Breaking change in 2026.05.1: the array form's record fields renamed from "id" / "data" to "key" / "value". Match the single-insert and dict-shape conventions.

Dry-run workflow

For bulk-update and bulk-delete on criteria, always run dry_run:true first in production:

// 1. Dry run — check blast radius
{..., "dry_run":true}

// 2. Execute — same criteria, drop dry_run
{..., "limit":10000}

Crash safety

  • Each record commits atomically — per-slot flag flip, same as a single insert/update/delete. A mid-batch crash leaves the records written up to that point in place; nothing is half-written.
  • The batch as a whole is not transactional — there's no all-or-nothing across records. bulk-insert dispatches records to per-shard workers in parallel; the per-shard btree merge runs once per (field, shard) at the end of the batch under the per-shard rwlock.
  • For atomicity across multiple records, stage intent in a control record and reconcile in the app.

Performance tips

  • Bulk-insert over many singles — amortizes connection setup, schema lookup, and (critically) enables the parallel index build.
  • Create indexes before the bulk load — so the load builds them inline. Adding indexes on a loaded object re-scans everything.
  • Delimited (|-separated) over JSON for huge CSV ingest — parses ~10–20% faster.
  • Tune MAX_REQUEST_SIZE if sending multi-million-record bulk loads in one request. 32 MB default holds ~300 k records at typical sizes.
  • Pipeline many moderate bulk-inserts rather than one huge one — keeps each request under the size limit and lets the server progress-log in info logs.

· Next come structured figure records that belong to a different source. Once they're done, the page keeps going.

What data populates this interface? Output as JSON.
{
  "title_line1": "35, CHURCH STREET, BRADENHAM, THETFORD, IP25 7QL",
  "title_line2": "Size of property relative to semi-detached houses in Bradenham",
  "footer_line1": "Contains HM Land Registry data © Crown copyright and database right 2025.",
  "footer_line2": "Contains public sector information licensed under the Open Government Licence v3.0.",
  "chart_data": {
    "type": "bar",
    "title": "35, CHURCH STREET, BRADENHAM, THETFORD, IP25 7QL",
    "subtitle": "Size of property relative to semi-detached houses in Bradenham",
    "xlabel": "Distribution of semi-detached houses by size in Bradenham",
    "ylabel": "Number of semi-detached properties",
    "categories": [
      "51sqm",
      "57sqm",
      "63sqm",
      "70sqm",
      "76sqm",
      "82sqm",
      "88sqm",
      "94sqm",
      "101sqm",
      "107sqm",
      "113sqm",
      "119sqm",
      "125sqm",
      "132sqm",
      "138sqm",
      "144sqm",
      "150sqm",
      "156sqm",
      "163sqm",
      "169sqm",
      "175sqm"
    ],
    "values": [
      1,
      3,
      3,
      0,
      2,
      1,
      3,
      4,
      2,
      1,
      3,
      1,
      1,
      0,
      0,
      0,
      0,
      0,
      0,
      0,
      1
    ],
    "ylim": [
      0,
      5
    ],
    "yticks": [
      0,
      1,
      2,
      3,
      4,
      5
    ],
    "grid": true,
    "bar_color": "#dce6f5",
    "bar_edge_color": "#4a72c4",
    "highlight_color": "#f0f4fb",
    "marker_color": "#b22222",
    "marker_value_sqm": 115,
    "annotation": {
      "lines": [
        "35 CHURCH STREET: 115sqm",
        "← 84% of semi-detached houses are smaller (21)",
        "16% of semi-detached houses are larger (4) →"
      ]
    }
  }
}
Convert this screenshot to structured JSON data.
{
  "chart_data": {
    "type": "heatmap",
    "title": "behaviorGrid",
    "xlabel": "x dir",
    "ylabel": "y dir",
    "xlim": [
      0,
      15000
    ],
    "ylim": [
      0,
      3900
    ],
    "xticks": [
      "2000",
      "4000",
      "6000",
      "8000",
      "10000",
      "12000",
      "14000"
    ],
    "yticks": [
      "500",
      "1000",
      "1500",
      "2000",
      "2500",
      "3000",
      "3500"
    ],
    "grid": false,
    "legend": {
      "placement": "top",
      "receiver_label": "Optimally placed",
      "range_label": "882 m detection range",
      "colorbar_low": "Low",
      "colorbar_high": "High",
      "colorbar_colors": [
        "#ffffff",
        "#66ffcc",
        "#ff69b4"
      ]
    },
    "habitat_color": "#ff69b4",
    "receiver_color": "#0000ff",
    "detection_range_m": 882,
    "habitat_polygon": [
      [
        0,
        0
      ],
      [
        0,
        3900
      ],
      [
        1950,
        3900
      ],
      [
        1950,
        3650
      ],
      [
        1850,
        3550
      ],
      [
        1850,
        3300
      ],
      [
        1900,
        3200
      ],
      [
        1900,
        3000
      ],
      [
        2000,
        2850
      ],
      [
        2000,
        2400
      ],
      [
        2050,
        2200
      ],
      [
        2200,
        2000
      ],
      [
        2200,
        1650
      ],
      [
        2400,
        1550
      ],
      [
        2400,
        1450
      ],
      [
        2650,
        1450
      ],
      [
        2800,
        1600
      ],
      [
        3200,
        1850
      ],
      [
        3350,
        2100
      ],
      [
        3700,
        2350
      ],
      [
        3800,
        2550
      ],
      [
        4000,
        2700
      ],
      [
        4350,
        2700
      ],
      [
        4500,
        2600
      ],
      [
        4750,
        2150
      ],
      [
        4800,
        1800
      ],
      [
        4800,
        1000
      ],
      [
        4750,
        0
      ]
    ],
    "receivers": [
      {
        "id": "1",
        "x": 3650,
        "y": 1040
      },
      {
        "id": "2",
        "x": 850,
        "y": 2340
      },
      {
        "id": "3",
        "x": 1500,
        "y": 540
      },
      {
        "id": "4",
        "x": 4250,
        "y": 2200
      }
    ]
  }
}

What bulk ops don't support

  • Per-record error recovery in JSON — if record #50 fails type validation, records 1–49 are committed and the response's errors count goes up. The failed record's details are logged but not returned to the client today.
  • Heterogeneous objects in one call — a bulk operation is scoped to one (dir, object) pair.